All improvements in each efficacy parameter were clinically relevant in each treatment group and significantly superior (p < 0.001) in the lornoxicam group. Pain on movement (-45.3%), at rest (-42.0%) and at night (-42.5%) was reduced by rofecoxib, whereas improvements after treatment with lornoxicam exceeded those effects significantly (-55.8%, -55.8% and -59.9%, respectively). Shortening of the duration of morning stiffness was significantly (p < 0.001) more pronounced with lornoxicam (-66.6%) than with rofecoxib (-50.2%). Nearly three times as many patients discontinued rofecoxib treatment because of lack of efficacy compared with lornoxicam treatment (8.9% versus 3.4%). Physicians judged lornoxicam to be markedly superior to rofecoxib, since excellent efficacy was observed in 40.9% of all cases versus 20.1% with rofecoxib. Serious adverse events did not occur. Adverse events were reported in 5.4% of all lornoxicam patients compared with 12.0% of the rofecoxib recipients (p < 0.001). GI symptoms showed a slight trend of being less frequent following rofecoxib therapy.

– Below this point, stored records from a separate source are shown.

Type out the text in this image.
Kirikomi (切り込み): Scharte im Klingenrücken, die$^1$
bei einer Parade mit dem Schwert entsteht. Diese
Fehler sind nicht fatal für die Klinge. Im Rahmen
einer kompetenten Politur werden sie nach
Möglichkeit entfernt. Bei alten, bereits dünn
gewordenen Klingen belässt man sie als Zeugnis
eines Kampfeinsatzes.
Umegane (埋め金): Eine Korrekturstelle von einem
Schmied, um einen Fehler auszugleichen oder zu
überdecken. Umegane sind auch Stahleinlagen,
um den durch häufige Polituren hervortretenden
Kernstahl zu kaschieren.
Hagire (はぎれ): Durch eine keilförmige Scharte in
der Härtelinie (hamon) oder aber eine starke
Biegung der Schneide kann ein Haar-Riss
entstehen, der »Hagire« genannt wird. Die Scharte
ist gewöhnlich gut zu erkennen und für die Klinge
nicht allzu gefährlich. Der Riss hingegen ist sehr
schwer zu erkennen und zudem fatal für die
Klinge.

The results of this study confirmed the efficacy and safety of both drugs. Lornoxicam and rofecoxib are effective in the treatment of patients with activated osteoarthritis; the analgesic and anti-inflammatory effects of lornoxicam are significantly superior to those of rofecoxib without inferiority in tolerability.

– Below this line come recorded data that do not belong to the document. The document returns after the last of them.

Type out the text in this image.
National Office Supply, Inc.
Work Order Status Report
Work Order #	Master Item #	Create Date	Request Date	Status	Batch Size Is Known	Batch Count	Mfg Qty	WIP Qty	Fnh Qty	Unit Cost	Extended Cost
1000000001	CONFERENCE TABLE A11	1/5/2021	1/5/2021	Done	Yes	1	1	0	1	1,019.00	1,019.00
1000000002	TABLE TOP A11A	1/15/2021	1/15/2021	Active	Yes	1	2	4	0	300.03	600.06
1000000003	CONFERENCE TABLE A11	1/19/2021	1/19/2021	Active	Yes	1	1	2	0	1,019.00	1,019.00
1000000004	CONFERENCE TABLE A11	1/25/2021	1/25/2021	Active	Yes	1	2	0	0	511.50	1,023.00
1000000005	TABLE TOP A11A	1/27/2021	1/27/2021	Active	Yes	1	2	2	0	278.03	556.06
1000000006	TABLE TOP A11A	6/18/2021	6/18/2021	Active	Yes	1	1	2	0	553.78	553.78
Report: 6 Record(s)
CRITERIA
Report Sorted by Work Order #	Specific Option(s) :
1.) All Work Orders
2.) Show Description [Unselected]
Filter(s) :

行动不便和疼痛意味着风湿性疾病患者生活质量下降。因此,治疗的首要目标是快速有效地缓解疼痛,以便为这些患者取得最佳效果。氯诺昔康是一种强效的镇痛抗炎非甾体抗炎药,具有平衡的环氧化酶(COX)-1/COX-2抑制作用和良好的耐受性。在选择性 COX-2 抑制剂的开发过程中,人们认为 COX-2 抑制剂降低了经典 NSAIDs 类似的上胃肠道(GI)损伤风险。然而,从未进行过比较这两种药物的临床试验。在本研究中,我们比较了氯诺昔康治疗骨关节炎患者与选择性 COX-2 抑制剂罗非昔布的治疗效果。这项多中心临床研究主要关注疗效和耐受性。
共有 2520 名患者(大多数为骨关节炎患者)接受了平均 25 天的治疗。治疗前后,患者记录了他们的运动时疼痛、休息时疼痛和夜间疼痛的个人评分,以及他们的早晨僵硬持续时间和随之而来的限制程度。研究结束时,所有参与的个体都对治疗的疗效和安全性进行了判断。
每个治疗组的每个疗效参数的所有改善均具有临床意义,且在氯诺昔康组显著优于(p < 0.001)。运动时疼痛(-45.3%)、休息时疼痛(-42.0%)和夜间疼痛(-42.5%)均因罗非昔布而减轻,而氯诺昔康治疗后的改善效果明显优于这些效果(分别为-55.8%、-55.8%和-59.9%)。晨僵持续时间的缩短明显(p < 0.001),氯诺昔康组(-66.6%)优于罗非昔布组(-50.2%)。由于疗效不佳而停止罗非昔布治疗的患者几乎是氯诺昔康治疗的三倍(8.9%对 3.4%)。医生认为氯诺昔康明显优于罗非昔布,因为所有病例中疗效显著的比例为 40.9%,而罗非昔布为 20.1%。未发生严重不良事件。所有接受氯诺昔康治疗的患者中有 5.4%报告了不良反应,而接受罗非昔布治疗的患者中有 12.0%(p < 0.001)。胃肠道症状显示罗非昔布治疗后发生频率略有下降。
本研究结果证实了这两种药物的疗效和安全性。氯诺昔康和罗非昔布均能有效治疗活动期骨关节炎患者;氯诺昔康的镇痛和抗炎作用明显优于罗非昔布,且耐受性无差异。